> Robert Seeberger <[EMAIL PROTECTED]> wrote:
> > From: "Deborah Harrell" <[EMAIL PROTECTED]>
> > > Gary Denton <[EMAIL PROTECTED]> wrote:

> > > Take the philosopher survey:
> > > http://selectsmart.com/PHILOSOPHY
> > >
> > > me - 1.  Kant (100%)
> > > 2.  John Stuart Mill (95%)
> > > 3.  Jean-Paul Sartre (76%)
> > > 4.  Epicureans (75%)

> > Weeell, my results weren't what I expected (except
> > that Nietzsche & Ann Rand were low on my list, and
> >no matches to Hobbes):
> >
> > 1.  Aquinas   (100%)
> > 2.  Aristotle   (85%)
> > 3.  Spinoza   (78%)
> > 4.  St. Augustine   (73%)
> > 5.  Nel Noddings   (68%)
 
>       1.  Jeremy Bentham   (100%)
>       2.  John Stuart Mill   (99%)
>       3.  Kant   (95%)
>       4.  Aquinas   (81%)
>       5.  Aristotle   (74%)
> 
> 
> Before I took the test, I'd never heard of Bentham.

So who is/was he?  :)

The tiny snippet on Nel (quel domage!) made her sound
kinda like a radical feminist, but that's incorrect:

http://news-service.stanford.edu/news/1998/february4/noddings.html
"...Nel Noddings, the well-known philosopher of
education and feminist ethics, gave [advice] to the
Stanford community during her recent talk for the
lecture series, "What Matters to Me and Why." 

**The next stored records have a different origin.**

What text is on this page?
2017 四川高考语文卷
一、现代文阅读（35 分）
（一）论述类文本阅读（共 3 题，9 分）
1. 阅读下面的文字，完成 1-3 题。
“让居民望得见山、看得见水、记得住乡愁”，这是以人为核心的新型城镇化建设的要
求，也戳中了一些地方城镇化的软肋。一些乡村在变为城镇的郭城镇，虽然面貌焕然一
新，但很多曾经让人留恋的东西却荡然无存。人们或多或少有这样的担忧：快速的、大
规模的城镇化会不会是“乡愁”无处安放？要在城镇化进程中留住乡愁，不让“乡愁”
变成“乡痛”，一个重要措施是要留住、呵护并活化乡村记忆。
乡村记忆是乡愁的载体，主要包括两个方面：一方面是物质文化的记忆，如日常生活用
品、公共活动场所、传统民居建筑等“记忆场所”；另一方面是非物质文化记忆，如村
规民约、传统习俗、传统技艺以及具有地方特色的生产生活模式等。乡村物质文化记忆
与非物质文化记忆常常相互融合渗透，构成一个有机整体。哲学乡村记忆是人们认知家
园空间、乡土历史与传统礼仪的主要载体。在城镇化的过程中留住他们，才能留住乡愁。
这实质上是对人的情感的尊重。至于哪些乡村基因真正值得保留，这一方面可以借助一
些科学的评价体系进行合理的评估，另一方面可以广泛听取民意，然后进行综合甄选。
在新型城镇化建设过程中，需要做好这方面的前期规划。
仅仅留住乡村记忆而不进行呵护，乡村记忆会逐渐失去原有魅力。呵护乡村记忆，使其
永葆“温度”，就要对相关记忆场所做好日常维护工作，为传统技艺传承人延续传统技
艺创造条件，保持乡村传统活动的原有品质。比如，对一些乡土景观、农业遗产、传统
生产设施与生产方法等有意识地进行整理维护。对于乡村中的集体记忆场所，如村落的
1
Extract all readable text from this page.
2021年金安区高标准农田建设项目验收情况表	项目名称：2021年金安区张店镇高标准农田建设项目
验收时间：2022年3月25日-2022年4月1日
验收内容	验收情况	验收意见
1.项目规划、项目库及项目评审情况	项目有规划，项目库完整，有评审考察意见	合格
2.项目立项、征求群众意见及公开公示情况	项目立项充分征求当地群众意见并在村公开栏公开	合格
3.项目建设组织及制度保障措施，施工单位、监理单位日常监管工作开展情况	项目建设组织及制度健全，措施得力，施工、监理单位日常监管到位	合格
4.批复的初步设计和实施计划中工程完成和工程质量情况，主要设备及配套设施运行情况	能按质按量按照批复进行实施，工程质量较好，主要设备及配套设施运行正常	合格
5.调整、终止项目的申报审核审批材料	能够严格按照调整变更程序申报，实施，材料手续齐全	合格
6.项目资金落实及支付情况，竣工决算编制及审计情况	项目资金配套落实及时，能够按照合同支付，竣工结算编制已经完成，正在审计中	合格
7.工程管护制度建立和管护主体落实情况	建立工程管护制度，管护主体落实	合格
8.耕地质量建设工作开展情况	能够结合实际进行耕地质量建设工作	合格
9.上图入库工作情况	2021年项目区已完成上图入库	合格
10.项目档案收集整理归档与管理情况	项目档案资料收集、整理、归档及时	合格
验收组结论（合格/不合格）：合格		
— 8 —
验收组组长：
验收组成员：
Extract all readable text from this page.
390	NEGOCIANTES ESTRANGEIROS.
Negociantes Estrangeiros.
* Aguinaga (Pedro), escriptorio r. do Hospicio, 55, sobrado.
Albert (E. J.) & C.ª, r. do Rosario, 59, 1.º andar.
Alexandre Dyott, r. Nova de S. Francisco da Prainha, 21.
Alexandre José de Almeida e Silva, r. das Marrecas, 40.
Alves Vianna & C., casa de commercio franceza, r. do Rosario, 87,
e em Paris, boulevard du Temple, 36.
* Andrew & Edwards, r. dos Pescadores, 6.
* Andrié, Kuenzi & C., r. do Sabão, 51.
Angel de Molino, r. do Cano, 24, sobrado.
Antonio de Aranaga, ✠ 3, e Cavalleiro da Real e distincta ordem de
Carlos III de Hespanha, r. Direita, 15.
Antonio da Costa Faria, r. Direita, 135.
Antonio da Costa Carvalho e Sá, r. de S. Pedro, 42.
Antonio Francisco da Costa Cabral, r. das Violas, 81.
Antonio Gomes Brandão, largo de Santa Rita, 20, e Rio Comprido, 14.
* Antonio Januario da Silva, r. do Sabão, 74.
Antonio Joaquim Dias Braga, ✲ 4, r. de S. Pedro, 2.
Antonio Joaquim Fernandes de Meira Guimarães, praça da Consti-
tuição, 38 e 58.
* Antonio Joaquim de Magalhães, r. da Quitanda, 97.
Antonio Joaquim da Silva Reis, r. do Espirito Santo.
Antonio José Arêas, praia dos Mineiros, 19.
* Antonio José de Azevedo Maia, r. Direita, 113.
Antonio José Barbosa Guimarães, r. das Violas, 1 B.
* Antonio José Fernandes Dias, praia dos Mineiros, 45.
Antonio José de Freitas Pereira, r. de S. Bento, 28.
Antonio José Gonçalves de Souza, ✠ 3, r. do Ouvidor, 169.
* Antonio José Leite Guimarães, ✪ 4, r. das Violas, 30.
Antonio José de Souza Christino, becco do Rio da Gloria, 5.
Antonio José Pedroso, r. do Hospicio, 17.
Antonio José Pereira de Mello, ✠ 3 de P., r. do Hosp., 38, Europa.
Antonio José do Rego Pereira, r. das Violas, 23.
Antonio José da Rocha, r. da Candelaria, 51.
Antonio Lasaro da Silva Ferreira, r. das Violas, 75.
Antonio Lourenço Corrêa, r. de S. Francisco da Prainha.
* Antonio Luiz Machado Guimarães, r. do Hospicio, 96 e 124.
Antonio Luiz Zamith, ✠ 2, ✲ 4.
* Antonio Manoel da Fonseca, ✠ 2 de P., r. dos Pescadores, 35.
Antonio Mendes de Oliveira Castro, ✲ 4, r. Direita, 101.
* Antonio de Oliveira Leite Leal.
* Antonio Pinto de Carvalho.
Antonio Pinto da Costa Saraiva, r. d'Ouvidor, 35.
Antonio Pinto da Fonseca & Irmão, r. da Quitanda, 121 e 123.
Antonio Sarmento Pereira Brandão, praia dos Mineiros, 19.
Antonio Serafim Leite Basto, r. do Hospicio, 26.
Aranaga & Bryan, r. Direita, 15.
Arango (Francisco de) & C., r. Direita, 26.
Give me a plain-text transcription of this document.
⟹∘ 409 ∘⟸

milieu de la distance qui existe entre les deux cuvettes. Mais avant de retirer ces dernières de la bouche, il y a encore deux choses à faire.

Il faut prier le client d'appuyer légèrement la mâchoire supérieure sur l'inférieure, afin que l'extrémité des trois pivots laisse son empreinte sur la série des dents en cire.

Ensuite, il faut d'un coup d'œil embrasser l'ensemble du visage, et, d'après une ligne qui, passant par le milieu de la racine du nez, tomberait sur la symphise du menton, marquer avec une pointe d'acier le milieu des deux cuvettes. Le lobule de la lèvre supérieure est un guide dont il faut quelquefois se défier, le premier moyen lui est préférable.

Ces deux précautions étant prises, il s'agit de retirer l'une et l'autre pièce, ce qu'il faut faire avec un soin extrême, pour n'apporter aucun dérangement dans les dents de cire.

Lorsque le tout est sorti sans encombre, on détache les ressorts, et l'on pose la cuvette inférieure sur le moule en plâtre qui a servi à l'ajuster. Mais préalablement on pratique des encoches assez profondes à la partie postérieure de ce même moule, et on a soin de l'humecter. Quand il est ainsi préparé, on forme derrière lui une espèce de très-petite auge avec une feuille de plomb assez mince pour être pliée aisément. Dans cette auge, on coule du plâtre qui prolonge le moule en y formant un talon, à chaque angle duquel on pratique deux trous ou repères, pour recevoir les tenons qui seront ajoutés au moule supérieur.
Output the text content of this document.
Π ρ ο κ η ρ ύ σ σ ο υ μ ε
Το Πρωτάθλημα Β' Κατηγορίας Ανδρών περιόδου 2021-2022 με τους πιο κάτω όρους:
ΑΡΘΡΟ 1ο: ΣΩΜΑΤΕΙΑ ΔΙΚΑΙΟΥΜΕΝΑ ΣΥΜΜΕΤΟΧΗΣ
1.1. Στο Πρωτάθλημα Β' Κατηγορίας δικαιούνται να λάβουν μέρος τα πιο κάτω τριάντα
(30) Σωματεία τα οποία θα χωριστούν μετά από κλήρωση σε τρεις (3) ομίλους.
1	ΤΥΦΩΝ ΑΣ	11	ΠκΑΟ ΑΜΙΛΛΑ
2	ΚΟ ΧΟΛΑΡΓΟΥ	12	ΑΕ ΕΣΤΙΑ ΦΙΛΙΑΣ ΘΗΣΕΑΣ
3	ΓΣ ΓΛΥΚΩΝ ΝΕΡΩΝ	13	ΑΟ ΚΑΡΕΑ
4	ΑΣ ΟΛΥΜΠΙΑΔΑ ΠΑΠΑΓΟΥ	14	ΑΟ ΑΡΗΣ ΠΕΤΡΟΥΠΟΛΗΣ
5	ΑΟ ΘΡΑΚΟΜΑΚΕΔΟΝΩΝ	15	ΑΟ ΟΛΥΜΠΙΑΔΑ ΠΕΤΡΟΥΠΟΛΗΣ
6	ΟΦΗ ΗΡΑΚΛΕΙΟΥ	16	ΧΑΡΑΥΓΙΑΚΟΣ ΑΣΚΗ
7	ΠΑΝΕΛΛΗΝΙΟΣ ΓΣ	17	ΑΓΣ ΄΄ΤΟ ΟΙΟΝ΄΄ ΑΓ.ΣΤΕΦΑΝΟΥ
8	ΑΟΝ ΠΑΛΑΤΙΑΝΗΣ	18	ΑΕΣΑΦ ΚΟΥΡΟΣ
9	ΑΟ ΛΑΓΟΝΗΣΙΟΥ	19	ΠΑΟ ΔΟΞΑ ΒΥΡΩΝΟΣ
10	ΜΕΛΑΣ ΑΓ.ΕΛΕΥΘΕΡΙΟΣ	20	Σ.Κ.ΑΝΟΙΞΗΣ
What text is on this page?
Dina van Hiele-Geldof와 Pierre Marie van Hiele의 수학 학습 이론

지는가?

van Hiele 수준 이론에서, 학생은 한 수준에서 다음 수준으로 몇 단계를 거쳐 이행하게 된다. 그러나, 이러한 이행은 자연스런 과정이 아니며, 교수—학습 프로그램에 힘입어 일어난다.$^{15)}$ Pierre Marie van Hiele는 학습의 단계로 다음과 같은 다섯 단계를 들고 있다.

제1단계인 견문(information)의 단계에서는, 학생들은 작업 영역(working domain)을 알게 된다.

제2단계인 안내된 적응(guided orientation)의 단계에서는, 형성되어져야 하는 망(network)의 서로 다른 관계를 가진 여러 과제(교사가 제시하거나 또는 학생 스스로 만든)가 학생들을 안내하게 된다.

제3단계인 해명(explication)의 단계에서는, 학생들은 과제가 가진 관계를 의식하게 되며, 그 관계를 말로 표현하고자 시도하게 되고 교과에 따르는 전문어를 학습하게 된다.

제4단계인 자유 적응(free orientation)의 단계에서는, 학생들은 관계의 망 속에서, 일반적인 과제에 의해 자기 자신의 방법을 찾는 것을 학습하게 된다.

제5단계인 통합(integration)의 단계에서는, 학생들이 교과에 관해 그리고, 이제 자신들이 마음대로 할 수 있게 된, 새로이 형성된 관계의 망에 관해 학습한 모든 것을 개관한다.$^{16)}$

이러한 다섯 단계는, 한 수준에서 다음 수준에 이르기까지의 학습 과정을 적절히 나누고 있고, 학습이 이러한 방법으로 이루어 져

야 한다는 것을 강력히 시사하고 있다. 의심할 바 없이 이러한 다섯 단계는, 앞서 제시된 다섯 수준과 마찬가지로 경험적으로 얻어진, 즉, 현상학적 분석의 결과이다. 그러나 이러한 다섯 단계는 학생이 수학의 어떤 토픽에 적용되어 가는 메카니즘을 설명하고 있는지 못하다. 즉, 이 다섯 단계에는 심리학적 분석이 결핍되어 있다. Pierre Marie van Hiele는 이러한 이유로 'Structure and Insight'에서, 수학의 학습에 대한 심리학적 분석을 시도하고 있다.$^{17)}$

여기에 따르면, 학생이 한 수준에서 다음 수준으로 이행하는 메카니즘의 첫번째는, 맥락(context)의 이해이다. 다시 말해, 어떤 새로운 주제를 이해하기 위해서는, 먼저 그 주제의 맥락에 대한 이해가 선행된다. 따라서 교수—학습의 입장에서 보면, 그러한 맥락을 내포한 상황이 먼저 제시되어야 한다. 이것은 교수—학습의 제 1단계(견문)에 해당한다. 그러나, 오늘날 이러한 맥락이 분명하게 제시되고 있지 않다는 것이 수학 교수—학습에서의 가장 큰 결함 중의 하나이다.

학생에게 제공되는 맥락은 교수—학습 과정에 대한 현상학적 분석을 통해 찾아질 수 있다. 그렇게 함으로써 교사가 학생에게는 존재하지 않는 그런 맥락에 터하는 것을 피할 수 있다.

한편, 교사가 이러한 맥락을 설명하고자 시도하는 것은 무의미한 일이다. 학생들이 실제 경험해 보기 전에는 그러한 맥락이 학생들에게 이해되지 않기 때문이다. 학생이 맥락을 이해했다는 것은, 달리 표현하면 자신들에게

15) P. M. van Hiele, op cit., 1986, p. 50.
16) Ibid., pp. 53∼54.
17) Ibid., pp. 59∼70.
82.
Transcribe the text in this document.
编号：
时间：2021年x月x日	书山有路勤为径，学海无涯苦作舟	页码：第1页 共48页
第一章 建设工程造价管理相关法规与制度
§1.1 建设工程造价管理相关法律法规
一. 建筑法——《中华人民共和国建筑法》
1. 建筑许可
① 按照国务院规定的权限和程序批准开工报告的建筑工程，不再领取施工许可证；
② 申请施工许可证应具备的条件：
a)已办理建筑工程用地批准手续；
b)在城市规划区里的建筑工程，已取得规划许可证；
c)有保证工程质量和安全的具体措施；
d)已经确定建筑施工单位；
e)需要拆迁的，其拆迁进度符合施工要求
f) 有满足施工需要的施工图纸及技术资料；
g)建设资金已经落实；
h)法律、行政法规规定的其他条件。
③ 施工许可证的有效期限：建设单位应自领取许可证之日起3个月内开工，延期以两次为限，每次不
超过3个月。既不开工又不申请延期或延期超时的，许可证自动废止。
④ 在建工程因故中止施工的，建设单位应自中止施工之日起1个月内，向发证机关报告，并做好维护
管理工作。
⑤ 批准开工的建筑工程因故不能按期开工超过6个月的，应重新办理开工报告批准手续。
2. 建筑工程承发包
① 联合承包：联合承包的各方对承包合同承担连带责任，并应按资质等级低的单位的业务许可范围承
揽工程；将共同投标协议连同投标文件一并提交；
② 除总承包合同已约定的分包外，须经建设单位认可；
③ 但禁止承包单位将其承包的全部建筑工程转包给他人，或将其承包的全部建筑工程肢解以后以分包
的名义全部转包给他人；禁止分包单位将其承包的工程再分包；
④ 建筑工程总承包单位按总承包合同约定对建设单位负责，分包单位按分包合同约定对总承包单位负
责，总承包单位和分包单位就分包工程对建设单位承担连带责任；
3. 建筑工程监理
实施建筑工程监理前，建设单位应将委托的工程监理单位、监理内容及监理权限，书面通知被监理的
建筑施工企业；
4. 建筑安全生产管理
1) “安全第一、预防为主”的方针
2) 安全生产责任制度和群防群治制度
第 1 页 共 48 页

"Noddings, who taught mathematics in public schools
before she became a professor and a dean of the
education school, listed three categories of things
that she knows matter to her because of observing
herself: domestic life, learning and writing, and
living life as a moral quest...Noddings said she
regards life as a moral quest because "I am fairly
sure about some things, but not very many... 

"...She is sure, she said, that "it is wrong to
deliberately cause unnecessary pain" and also wrong to
cause it accidentally without reflecting upon if
afterward. "But that leaves a lot of territory open.
What is necessary pain?.." 

I didn't even know there _was_ a field of "Educational
Philosophy." 

http://www.ed.uiuc.edu/EPS/PES-Yearbook/92_docs/Noddings.HTM
"...Before starting an analysis of what we might mean
by excellence and how consideration of excellence
might profitably guide educational conversation, I
want to make clear that I will not work from a
supposition that excellence, or any other word, has a
fixed meaning. I agree with Rorty and others of
postmodern inclination that we should seek new
vocabularies and new meanings for old vocabularies.
Clearly I cannot mean just anything by excellence.
But, although it has a limited range of meaning, it
can vary greatly within that range. Hence I will talk
about what we might mean or should mean by excellence,
and my analysis will be affected by other values I
hold and perspectives I choose to take..." 

<grin>  The Caterpillar would approve, I daresay!